How to drive on the ‘wrong’ side of the road
If you learned to drive with the steering wheel on the right and driving in the left-hand lane, swapping over when you go on holiday or go and live overseas for a while can be really challenging because suddenly you’ll realise how much reliance you put on the familiarity of a specific vehicle layout. Fortunately, you don’t need to drive that many kilometres on other ‘wrong’ side of the road before your brain gets used to it, but you will be at a higher risk of having an accident until you acclimatise. Before you set out on the road in a different country, make sure you’ve done the following:
- Checked our guide to hiring a car (and making sure you don’t get ripped off)

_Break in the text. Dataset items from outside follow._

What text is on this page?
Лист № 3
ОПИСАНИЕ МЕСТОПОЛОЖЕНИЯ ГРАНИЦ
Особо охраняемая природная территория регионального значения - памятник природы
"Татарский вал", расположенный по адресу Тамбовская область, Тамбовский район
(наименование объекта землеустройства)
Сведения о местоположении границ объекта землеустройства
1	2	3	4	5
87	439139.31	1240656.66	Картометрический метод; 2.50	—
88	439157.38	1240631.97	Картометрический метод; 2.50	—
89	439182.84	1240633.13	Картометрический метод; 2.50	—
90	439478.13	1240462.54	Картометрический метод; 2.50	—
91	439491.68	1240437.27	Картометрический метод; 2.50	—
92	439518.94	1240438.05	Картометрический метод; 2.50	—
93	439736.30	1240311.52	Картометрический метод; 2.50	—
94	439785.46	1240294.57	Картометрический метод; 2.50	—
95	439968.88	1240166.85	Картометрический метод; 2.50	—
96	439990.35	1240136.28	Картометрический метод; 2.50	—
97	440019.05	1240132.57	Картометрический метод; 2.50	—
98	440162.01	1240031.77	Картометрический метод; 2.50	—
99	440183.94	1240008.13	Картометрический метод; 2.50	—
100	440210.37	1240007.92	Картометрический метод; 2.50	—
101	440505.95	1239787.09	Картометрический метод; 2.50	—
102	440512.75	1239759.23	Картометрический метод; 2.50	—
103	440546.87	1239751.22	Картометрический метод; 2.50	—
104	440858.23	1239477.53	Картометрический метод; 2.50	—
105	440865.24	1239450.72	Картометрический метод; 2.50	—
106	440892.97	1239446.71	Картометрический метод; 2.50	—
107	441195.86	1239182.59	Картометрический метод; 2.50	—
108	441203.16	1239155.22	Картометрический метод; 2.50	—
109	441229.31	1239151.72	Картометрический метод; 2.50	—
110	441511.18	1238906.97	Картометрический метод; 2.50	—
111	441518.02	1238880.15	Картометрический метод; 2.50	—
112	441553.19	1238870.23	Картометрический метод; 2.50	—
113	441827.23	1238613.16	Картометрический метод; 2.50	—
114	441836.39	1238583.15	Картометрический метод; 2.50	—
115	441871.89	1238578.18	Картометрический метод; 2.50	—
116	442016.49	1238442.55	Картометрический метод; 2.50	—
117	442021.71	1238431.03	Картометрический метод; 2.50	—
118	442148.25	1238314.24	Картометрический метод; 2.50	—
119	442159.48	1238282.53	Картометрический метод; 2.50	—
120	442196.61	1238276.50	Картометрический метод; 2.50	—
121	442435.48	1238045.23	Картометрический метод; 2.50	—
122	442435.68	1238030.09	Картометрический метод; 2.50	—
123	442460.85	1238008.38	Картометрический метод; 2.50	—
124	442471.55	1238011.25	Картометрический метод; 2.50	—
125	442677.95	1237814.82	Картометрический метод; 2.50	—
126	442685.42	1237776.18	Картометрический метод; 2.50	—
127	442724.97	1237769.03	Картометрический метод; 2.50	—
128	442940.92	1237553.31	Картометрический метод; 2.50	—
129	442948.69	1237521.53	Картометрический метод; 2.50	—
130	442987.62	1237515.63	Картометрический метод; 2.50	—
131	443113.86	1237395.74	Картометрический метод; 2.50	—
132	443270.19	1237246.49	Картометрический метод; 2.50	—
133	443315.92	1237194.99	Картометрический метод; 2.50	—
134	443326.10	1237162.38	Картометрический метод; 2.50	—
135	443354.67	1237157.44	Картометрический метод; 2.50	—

- Make sure you know what the main road signs are as well as the speed limits and any other odd rules. For example, there are some unusual European driving rules and you will need to expect different road configurations such as traffic lights on roundabouts.
- Set up your mirrors to reduce your blind spots
- Familiarise yourself with the controls for the indicators and windscreen wipers (sometimes they’ll be reversed)
- Familiarise yourself with the dashboard – if you’re driving in America vs Australia, the speedometer will be in miles per hour versus kilometres per hour.
You’ll notice that the accelerator, brake and clutch (if present) are in the same order with the accelerator on the right.
Once you set off, you’ll have more car on the right-hand side of you than you are used to having, which means you need to be very careful with tight manoeuvring so that you don’t scrape the front of the car or that you don’t take a corner too tight and scrape the side of the car. This is so easy to do as you exit rental vehicle car parks. Roundabouts will be much more confusing as you will be navigating them anti-clockwise and indicating off to the right
The next thing is to orient yourself in the lane. You will almost certainly be positioned far too far to the right in your lane. Look as far ahead as you can as this makes positioning the car a little easier. Pick a point where you can see the front corner of the bonnet and align that with the painted centre line on the road. This is a good start for your general road positioning. You’ll need to be comfortable with aligning yourself in the lane when you first go to overtake another vehicle otherwise you could find yourself very close to them – this is especially important when overtaking cyclists or horses.
Try to get into the habit of looking in the rear view mirror to your right than relying on the wing mirror to see what’s behind you; at first you’ll constantly look to your left.
When you indicate left to pull up at the kerb, it’s easy to misjudge just how close you are and end up scraping your wheels. It’s best to park slightly further away from the kerb, get out and have a look, then adjust your position. Expect to get it wrong pulling up to petrol pumps or any kind of machine where you have to put a ticket or money in (e.g. toll booths, parking buildings, etc). Parallel parking will be a challenge for you as it’s the opposite way around.
The most dangerous scenarios are pulling out of unmarked intersections when there’s very little traffic:
- You’ll have a tendency to forget to expect vehicles on the other side of the road
- When you pull out on the road you’ll have a tendency to drive on the side you are most familiar with if there is no other traffic to remind you
If you have a passenger, ask them to look out for you, too. It’s best to work out what you’d like them to do. For example, when driving recently in a couple of Italian cities we agreed that my passenger would warn me of cars slowing down ahead or coming from the left and right, plus would help with the navigation.
If you know you’re going to be driving overseas in the near future you can always go to a vacant car park on the weekend and practice some manoeuvres.